As much as Mourinho can resent the outsized attention he gets from the press, he also knows exactly how to leverage it, and the Amazon cameras were there to document how every step of the way. In his time at Tottenham Hotspur, Mourinho’s tongue-in-cheek Instagram also gained 2 million followers ready to praise and/or deride him, depending on the day. It makes sense that Amazon largely promoted “All or Nothing” series with Mourinho as its face, because millions of football fans across the world already know his face.

Neither the Amazon crew nor the Hotspur team could know exactly how tumultuous the ensuing season would be, especially once the pandemic halted games and made it impossible for fans to flood the shiny new stadium. But the series nonetheless demonstrates the club’s ambitions to be mentioned in the same breadth of the elite teams that now make up the proposed Super League — and to make for exciting entertainment, besides.

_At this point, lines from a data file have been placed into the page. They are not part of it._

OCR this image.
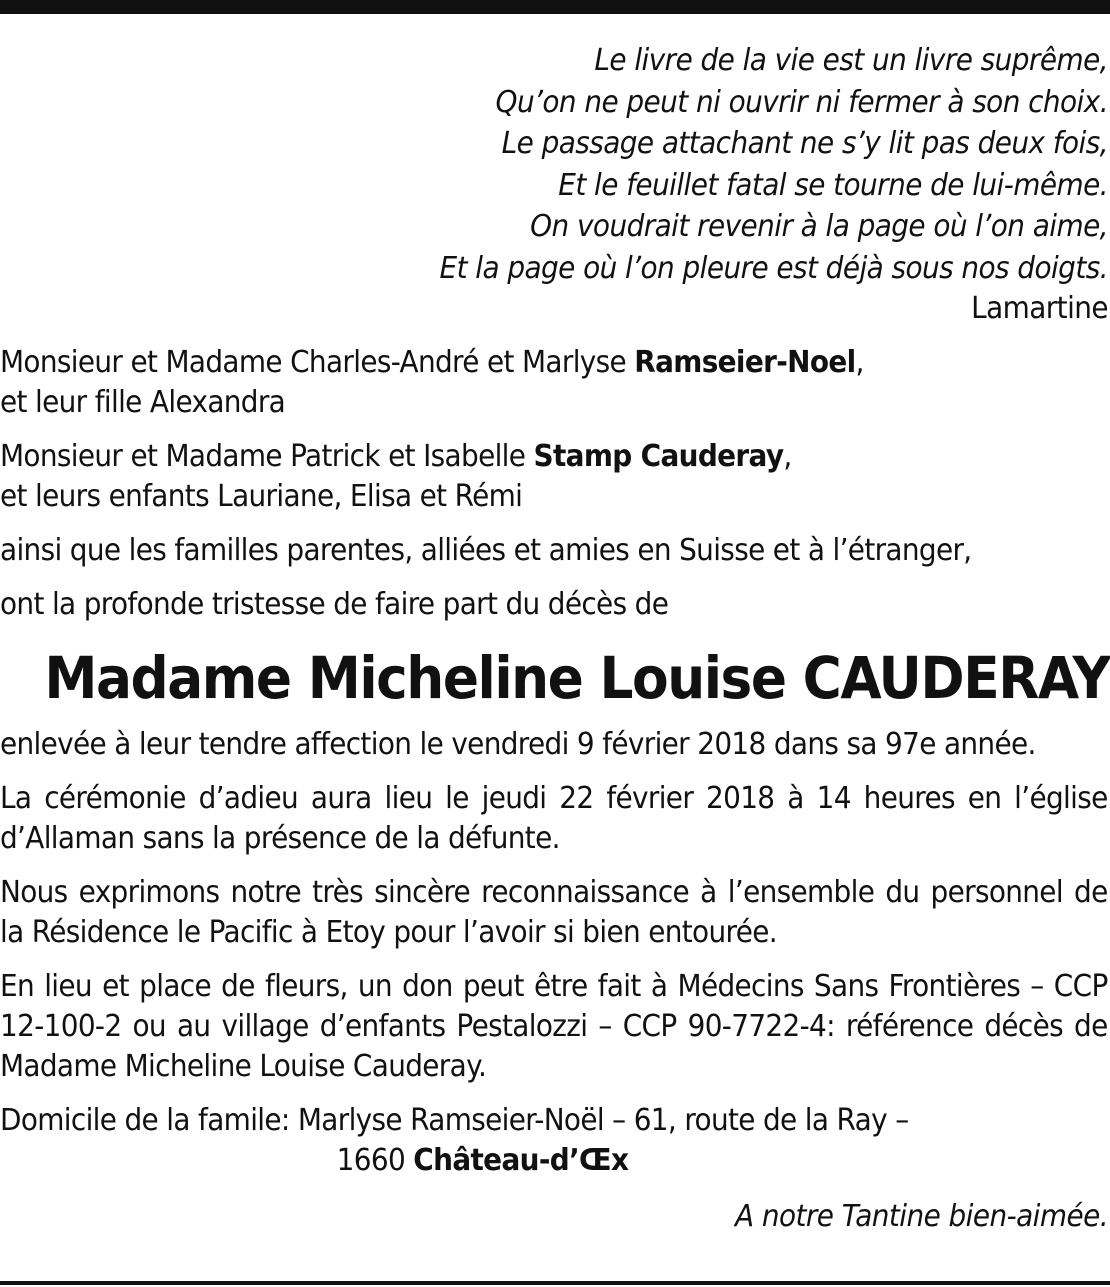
Le livre de la vie est un livre suprême,
Qu’on ne peut ni ouvrir ni fermer à son choix.
Le passage attachant ne s’y lit pas deux fois,
Et le feuillet fatal se tourne de lui-même.
On voudrait revenir à la page où l’on aime,
Et la page où l’on pleure est déjà sous nos doigts.
Lamartine

Monsieur et Madame Charles-André et Marlyse Ramseier-Noel,
et leur fille Alexandra

Monsieur et Madame Patrick et Isabelle Stamp Cauderay,
et leurs enfants Lauriane, Elisa et Rémi

ainsi que les familles parentes, alliées et amies en Suisse et à l’étranger,

ont la profonde tristesse de faire part du décès de

Madame Micheline Louise CAUDERAY

enlevée à leur tendre affection le vendredi 9 février 2018 dans sa 97e année.

La cérémonie d’adieu aura lieu le jeudi 22 février 2018 à 14 heures en l’église d’Allaman sans la présence de la défunte.

Nous exprimons notre très sincère reconnaissance à l’ensemble du personnel de la Résidence le Pacific à Etoy pour l’avoir si bien entourée.

En lieu et place de fleurs, un don peut être fait à Médecins Sans Frontières – CCP 12-100-2 ou au village d’enfants Pestalozzi – CCP 90-7722-4: référence décès de Madame Micheline Louise Cauderay.

Domicile de la famile: Marlyse Ramseier-Noël – 61, route de la Ray –
1660 Château-d’Œx

A notre Tantine bien-aimée.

The day after the Super League was announced, Tottenham Hotspur fired Mourinho. He had been at the club for just over 18 months, struggling to get results out of a team through the pandemic and a weak defensive line that couldn’t nail his particular style of football, which became a particular sticking points in recent weeks. For as bombastic as Mourinho can be as a personality, his football is extremely tactical, defensive and calculating. He prefers a counter-attack to an all-out offensive, preferring to lock in the game with smart goals before keeping the other team from scoring. Diehard Spurs fans, stuck watching the games at home, were furious that their “beautiful game” had become something more cerebral than outright thrilling.

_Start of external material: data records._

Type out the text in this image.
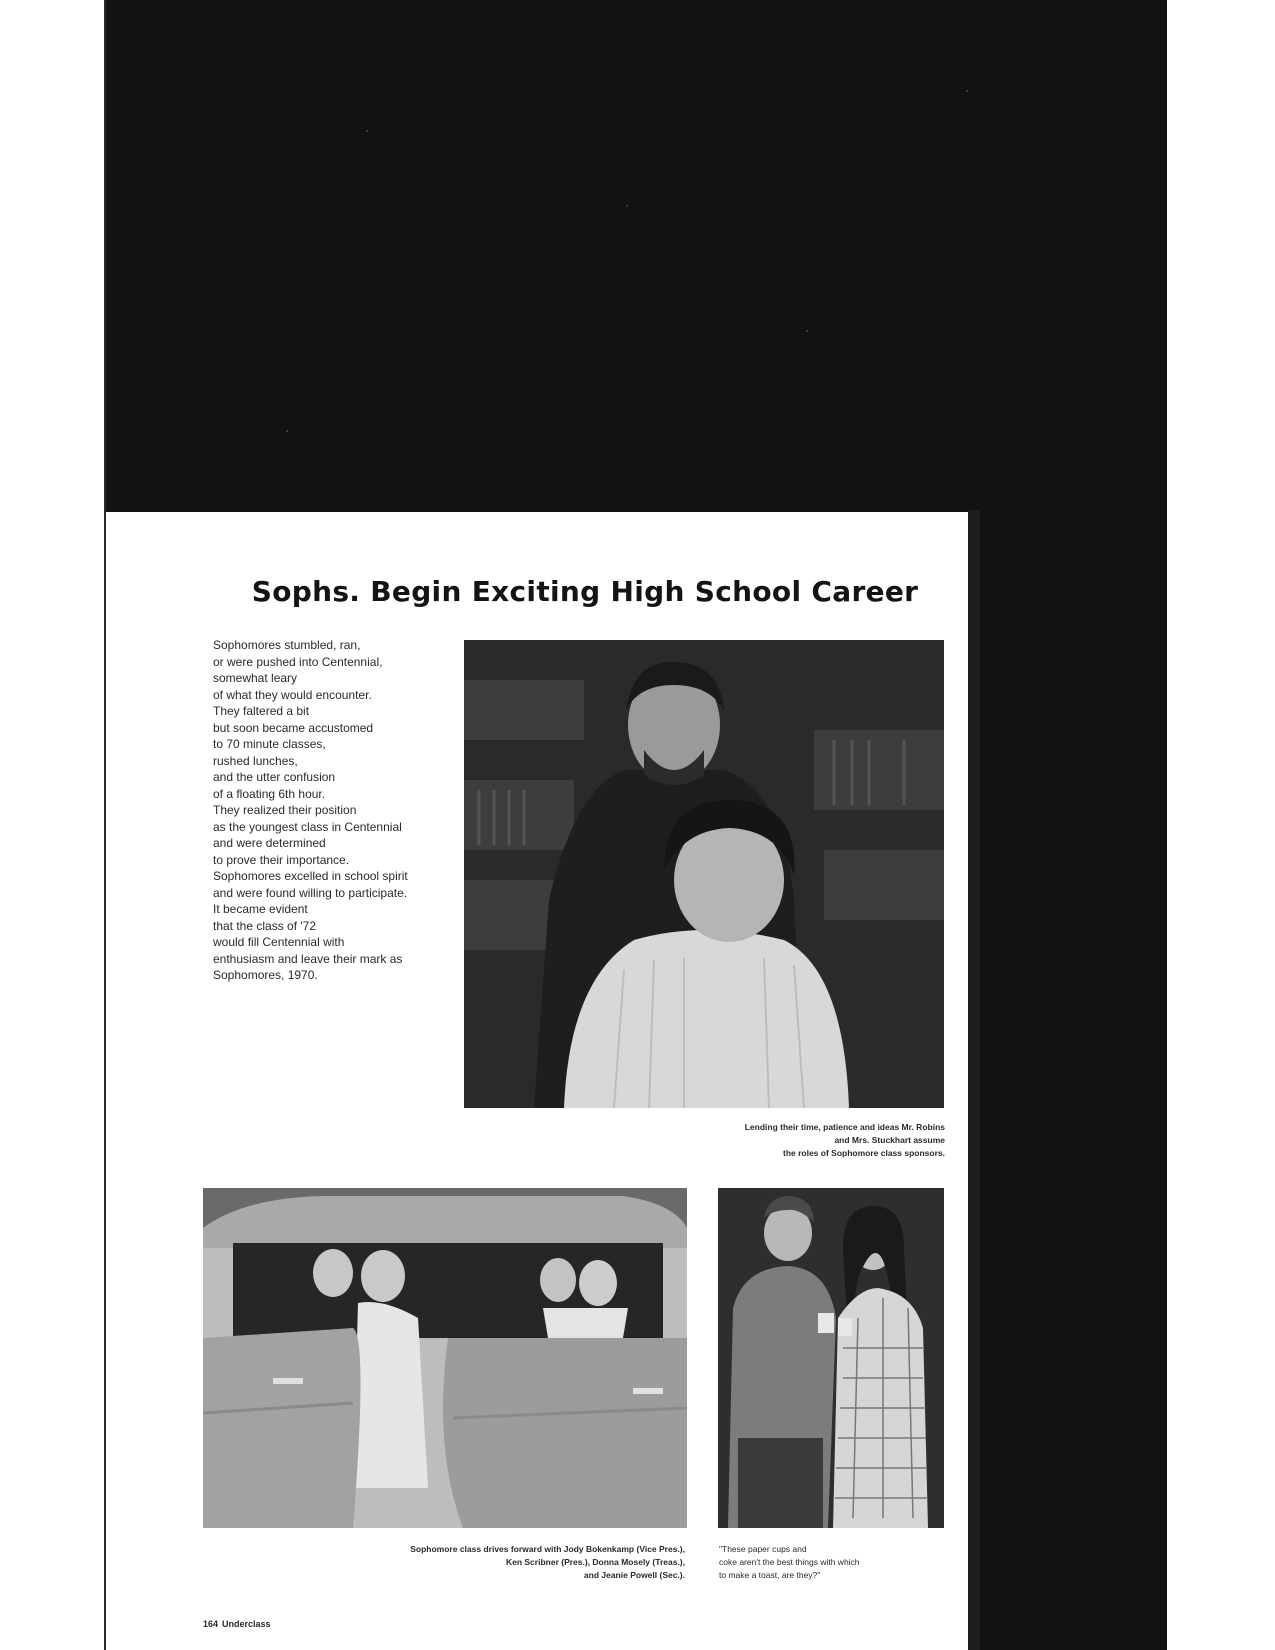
Sophs. Begin Exciting High School Career
Sophomores stumbled, ran,
or were pushed into Centennial,
somewhat leary
of what they would encounter.
They faltered a bit
but soon became accustomed
to 70 minute classes,
rushed lunches,
and the utter confusion
of a floating 6th hour.
They realized their position
as the youngest class in Centennial
and were determined
to prove their importance.
Sophomores excelled in school spirit
and were found willing to participate.
It became evident
that the class of '72
would fill Centennial with
enthusiasm and leave their mark as
Sophomores, 1970.
Lending their time, patience and ideas Mr. Robins
and Mrs. Stuckhart assume
the roles of Sophomore class sponsors.
Sophomore class drives forward with Jody Bokenkamp (Vice Pres.),
Ken Scribner (Pres.), Donna Mosely (Treas.),
and Jeanie Powell (Sec.).
"These paper cups and
coke aren't the best things with which
to make a toast, are they?"
164 Underclass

It’s hard to say if Mourinho would have done better at Spurs given more time and money to shape the team in his image. But it’s undeniable that once the novelty of his hiring wore off and the gameplay remained stagnant, he had, in a sense, worn out his immediate use. It’s difficult to imagine that the timing of Mourinho’s hiring, in a year set to be filmed by a rapt camera crew, was entirely accidental, or that his firing, a day after a contentious announcement and a week before a cup final, was entirely random. Mourinho needed a team to coach, and the Spurs club needed to bump up its profile. The two goals aligned perfectly — until they didn’t.

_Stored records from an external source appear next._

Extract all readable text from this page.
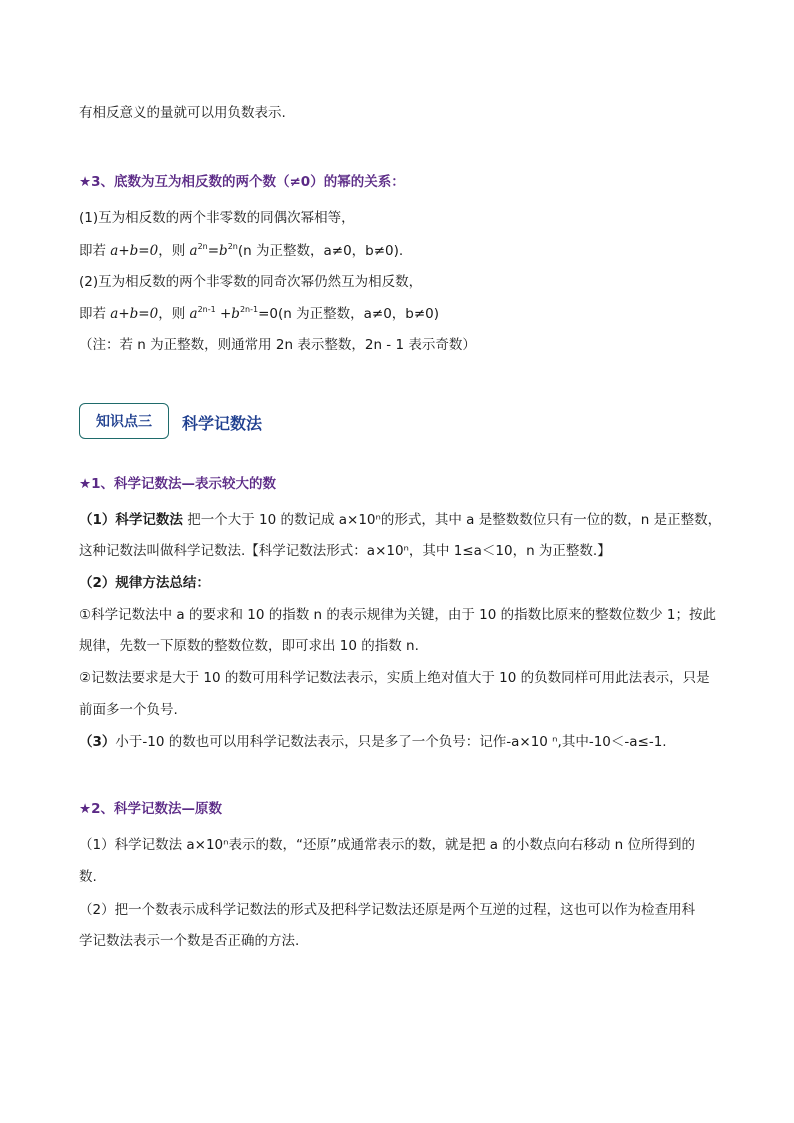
有相反意义的量就可以用负数表示.
★3、底数为互为相反数的两个数（≠0）的幂的关系：
(1)互为相反数的两个非零数的同偶次幂相等，
即若 a+b=0，则 $a^{2n}=b^{2n}(n$ 为正整数，a≠0，b≠0).
(2)互为相反数的两个非零数的同奇次幂仍然互为相反数，
即若 a+b=0，则 $a^{2n-1} +b^{2n-1}=0(n$ 为正整数，a≠0，b≠0)
（注：若 n 为正整数，则通常用 2n 表示整数，2n - 1 表示奇数）
知识点三	科学记数法
★1、科学记数法—表示较大的数
（1）科学记数法 把一个大于 10 的数记成 a×10ⁿ的形式，其中 a 是整数数位只有一位的数，n 是正整数，
这种记数法叫做科学记数法.【科学记数法形式：a×10ⁿ，其中 1≤a＜10，n 为正整数.】
（2）规律方法总结：
①科学记数法中 a 的要求和 10 的指数 n 的表示规律为关键，由于 10 的指数比原来的整数位数少 1；按此
规律，先数一下原数的整数位数，即可求出 10 的指数 n.
②记数法要求是大于 10 的数可用科学记数法表示，实质上绝对值大于 10 的负数同样可用此法表示，只是
前面多一个负号.
（3）小于-10 的数也可以用科学记数法表示，只是多了一个负号：记作-a×10 ⁿ,其中-10＜-a≤-1.
★2、科学记数法—原数
（1）科学记数法 a×10ⁿ表示的数，“还原”成通常表示的数，就是把 a 的小数点向右移动 n 位所得到的
数.
（2）把一个数表示成科学记数法的形式及把科学记数法还原是两个互逆的过程，这也可以作为检查用科
学记数法表示一个数是否正确的方法.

Looking back at the Amazon series with the benefit of hindsight, the series is almost more fascinating than it was originally. As with every other “All or Nothing” series — which has covered teams across rugby, soccer and football — the Hotspur edition purports to be an unprecedented look into the sport’s day-to-day operations. Instead, it ends up being a valuable encapsulation of how money and optics inform most everything the club does. From pushing the stadium to allow fans even as the pandemic worsened, to affording Pochettino a single interview after five and a half years of coaching, to the board making transfer decisions without the head coach as if balancing a checkbook instead of a team, “All or Nothing: Tottenham Hotspur” does, in fact, make plain how the aspiring franchise runs. In light of the Super League, however, they painted a far more unflattering picture than they realized.